Crypto ‘Largely Usable Only by Developers’ Wall Street Journal Says
“Few tangible uses for Bitcoin (BTC) and its underlying blockchain technology have emerged,” according to a Wall Street Journal (WSJ) article published Jan. 1.
According to WSJ, in 2017 actual crypto development “took a back seat to getting rich.” The article also states that “at the beginning of 2018, the question was whether Bitcoin could live up to the hype of 2017’s manic rally,” and at the end of 2018 the answer was “no.”
Andy Bromberg — the founder of Coinlist — a platform for running regulatory-compliant token sales, explained that the next step for crypto was figuring out “how we can turn this technology into products for people to use.” However, according to the article:
“Bitcoin and the hundreds of other digital currencies that have popped up over the years are still largely usable only by developers.”
Developing apps for the Ethereum (ETH) platform is much less intuitive than for other non-blockchain platforms, according to the WSJ. For Ethereum, there are no developer kits which are currently available to build an app for iOS or Android, so “building a similar app for the Ethereum platform involves developing an entire suite of tools to connect the app to the platform itself.”

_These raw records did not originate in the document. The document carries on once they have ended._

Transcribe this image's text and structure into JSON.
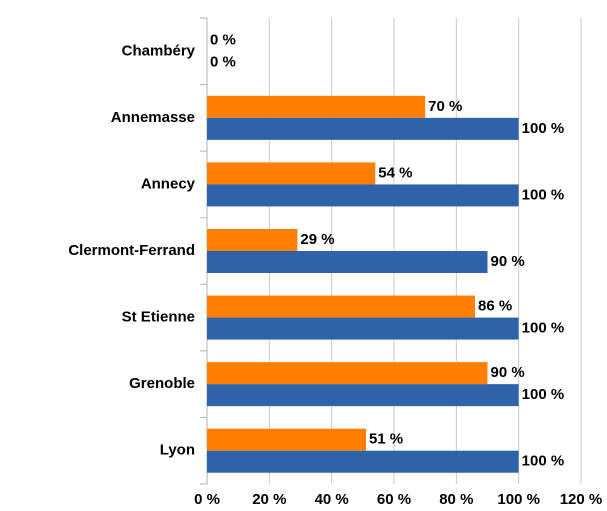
{
  "chart_data": {
    "type": "hbar",
    "categories": [
      "Chambéry",
      "Annemasse",
      "Annecy",
      "Clermont-Ferrand",
      "St Etienne",
      "Grenoble",
      "Lyon"
    ],
    "series": [
      {
        "color": "#ff7f00",
        "values": [
          0,
          70,
          54,
          29,
          86,
          90,
          51
        ],
        "value_labels": [
          "0 %",
          "70 %",
          "54 %",
          "29 %",
          "86 %",
          "90 %",
          "51 %"
        ]
      },
      {
        "color": "#2f62a8",
        "values": [
          0,
          100,
          100,
          90,
          100,
          100,
          100
        ],
        "value_labels": [
          "0 %",
          "100 %",
          "100 %",
          "90 %",
          "100 %",
          "100 %",
          "100 %"
        ]
      }
    ],
    "xlim": [
      0,
      120
    ],
    "xticks": [
      {
        "value": 0,
        "label": "0 %"
      },
      {
        "value": 20,
        "label": "20 %"
      },
      {
        "value": 40,
        "label": "40 %"
      },
      {
        "value": 60,
        "label": "60 %"
      },
      {
        "value": 80,
        "label": "80 %"
      },
      {
        "value": 100,
        "label": "100 %"
      },
      {
        "value": 120,
        "label": "120 %"
      }
    ],
    "grid": true
  }
}
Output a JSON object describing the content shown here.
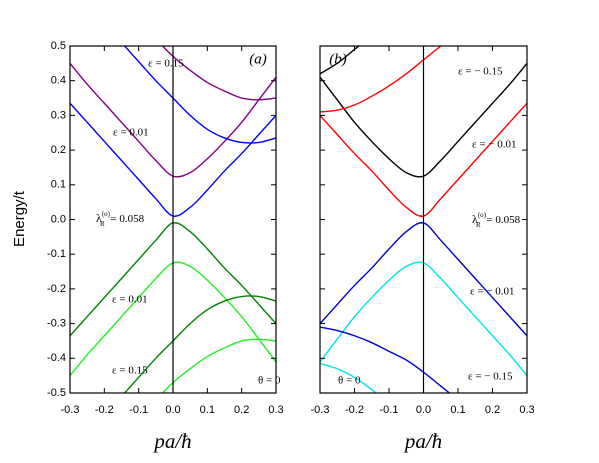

Still, WSJ admits that new institutional investors could get into the space when Bakkt will be launched by the Intercontinental Exchange (ICE), the operator of the New York Stock Exchange (NYSE). As Cointelegraph reported yesterday, the launch timeline for the Bakkt Bitcoin (USD) Daily Futures will be clarified in early 2019.
The article states that “despite the entry of some established Wall Street players, scammers abound.” This idea is in line with the declarations of Jed McCaleb — Stellar’s co-founder — who recently said that “ninety percent of these projects [that aren’t Stellar, Ethereum (ETH) or Bitcoin] are B.S.”
The Wall Street Journal recently published research in December, according to which hundreds of crypto offerings showed signs of fraudulent activity, improbable returns, and plagiarism.